On Wed, 2008-12-17 at 14:30 -0500, Internaut at Large wrote:
> Greetings,
> 
> On Wed, 2008-12-17 at 14:25 -0430, Patrick O'Callaghan wrote:
> > On Wed, 2008-12-17 at 10:35 -0800, David Graves wrote:
> > > I leave evolution open on my home machine and head to work. I read and
> > > delete emails all day at work. I come home to find all my messages
> > > unread at home and if I do anything except close evolution
> > > immediately,
> > > it undeletes all the deleted mail and marks unread all the read mail.
> > 
> > This has been discussed many times. The basic problem is that IMAP is
> > not designed for concurrent access from multiple clients. Each client
> > maintains its own state and there's no standard way for them to synch
> > with each other.
> > 
> > An explicit "sync" command from Evo could update the server state, but
> > wouldn't update other clients until they also synched. Then you have the
> > problem of possible inconsistency between updates, i.e. this is harder
> > to do transparently than it looks.
> > 
> > It used to be the case that switching folders would force an update. I
> > don't know if that's still true, but even if it is it still wouldn't
> > guarantee consistency between multiple clients.
> > 
> > My solution to this is never to have two instances of Evo open at once.

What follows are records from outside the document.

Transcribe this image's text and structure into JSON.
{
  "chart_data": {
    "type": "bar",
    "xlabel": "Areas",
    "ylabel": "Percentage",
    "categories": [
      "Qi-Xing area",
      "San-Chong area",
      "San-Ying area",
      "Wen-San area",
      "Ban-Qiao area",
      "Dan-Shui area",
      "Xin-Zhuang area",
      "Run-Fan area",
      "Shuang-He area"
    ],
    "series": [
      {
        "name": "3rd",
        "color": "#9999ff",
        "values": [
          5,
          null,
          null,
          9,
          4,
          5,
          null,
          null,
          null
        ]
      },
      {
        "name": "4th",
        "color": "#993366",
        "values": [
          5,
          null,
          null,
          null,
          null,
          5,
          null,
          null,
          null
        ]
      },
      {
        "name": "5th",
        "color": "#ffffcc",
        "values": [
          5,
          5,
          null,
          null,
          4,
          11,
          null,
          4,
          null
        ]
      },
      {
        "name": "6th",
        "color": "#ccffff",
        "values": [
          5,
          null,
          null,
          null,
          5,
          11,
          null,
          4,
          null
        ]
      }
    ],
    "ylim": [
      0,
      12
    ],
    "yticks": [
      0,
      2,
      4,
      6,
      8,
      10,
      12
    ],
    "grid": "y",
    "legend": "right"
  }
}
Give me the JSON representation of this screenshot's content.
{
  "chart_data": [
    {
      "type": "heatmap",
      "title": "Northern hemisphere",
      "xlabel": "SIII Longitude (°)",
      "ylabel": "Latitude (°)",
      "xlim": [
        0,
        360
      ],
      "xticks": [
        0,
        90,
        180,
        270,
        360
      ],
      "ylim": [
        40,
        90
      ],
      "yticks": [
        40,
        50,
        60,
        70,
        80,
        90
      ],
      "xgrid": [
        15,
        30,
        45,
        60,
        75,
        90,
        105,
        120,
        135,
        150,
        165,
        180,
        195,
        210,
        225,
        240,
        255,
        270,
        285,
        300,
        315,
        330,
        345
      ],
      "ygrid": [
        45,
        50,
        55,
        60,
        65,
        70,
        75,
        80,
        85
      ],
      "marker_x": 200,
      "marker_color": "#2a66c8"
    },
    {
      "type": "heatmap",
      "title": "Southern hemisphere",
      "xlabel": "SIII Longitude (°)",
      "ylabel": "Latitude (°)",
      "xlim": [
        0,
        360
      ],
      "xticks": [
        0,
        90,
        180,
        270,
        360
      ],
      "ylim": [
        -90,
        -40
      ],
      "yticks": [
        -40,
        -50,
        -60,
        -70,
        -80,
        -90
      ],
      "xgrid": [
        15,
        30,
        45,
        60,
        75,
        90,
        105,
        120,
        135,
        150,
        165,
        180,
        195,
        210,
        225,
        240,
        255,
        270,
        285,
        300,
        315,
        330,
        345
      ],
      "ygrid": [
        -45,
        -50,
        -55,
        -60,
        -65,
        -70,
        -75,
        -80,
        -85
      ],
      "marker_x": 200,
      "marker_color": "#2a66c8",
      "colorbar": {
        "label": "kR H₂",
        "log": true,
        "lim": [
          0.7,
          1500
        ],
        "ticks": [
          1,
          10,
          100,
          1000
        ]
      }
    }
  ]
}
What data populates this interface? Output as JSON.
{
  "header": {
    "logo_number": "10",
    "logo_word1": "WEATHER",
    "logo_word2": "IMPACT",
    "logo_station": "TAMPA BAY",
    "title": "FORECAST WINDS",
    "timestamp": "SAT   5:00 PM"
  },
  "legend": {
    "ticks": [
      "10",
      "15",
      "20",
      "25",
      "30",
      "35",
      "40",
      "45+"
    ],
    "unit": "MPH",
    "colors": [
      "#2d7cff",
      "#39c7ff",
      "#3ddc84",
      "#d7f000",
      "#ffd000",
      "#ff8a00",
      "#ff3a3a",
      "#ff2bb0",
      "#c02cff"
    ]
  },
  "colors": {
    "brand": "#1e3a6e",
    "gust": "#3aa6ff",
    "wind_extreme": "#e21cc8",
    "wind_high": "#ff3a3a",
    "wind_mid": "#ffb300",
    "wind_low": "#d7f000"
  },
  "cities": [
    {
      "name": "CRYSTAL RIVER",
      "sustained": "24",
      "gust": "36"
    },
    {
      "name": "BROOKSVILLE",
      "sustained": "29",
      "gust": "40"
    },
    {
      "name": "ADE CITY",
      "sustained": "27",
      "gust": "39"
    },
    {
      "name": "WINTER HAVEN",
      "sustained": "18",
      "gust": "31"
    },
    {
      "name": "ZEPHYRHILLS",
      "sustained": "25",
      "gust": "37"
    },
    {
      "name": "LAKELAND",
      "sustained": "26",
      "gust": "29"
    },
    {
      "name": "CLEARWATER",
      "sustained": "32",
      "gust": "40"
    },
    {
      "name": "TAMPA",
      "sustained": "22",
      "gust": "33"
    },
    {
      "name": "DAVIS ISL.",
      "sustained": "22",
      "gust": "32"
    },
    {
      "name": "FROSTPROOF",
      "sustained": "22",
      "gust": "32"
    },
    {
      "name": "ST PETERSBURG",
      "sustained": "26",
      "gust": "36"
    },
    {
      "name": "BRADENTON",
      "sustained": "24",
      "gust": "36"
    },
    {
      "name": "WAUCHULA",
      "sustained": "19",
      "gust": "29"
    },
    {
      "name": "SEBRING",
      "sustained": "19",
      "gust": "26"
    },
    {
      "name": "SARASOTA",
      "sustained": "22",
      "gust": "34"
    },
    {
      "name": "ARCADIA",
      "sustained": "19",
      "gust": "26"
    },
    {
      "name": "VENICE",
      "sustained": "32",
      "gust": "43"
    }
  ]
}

> > When I leave home, I close Evo, ditto when I leave the office, and I
> > have no problems of this sort.
> 
> When you say you "close evo" does that involve shutting down the
> evolution data services as well?  (For those who don't know ... if you
> don't actually log out, or shut down that machine, doing a evolution
> --force-shutdown does it.)

Not necessary in this case. Just close the front-end (File->Quit).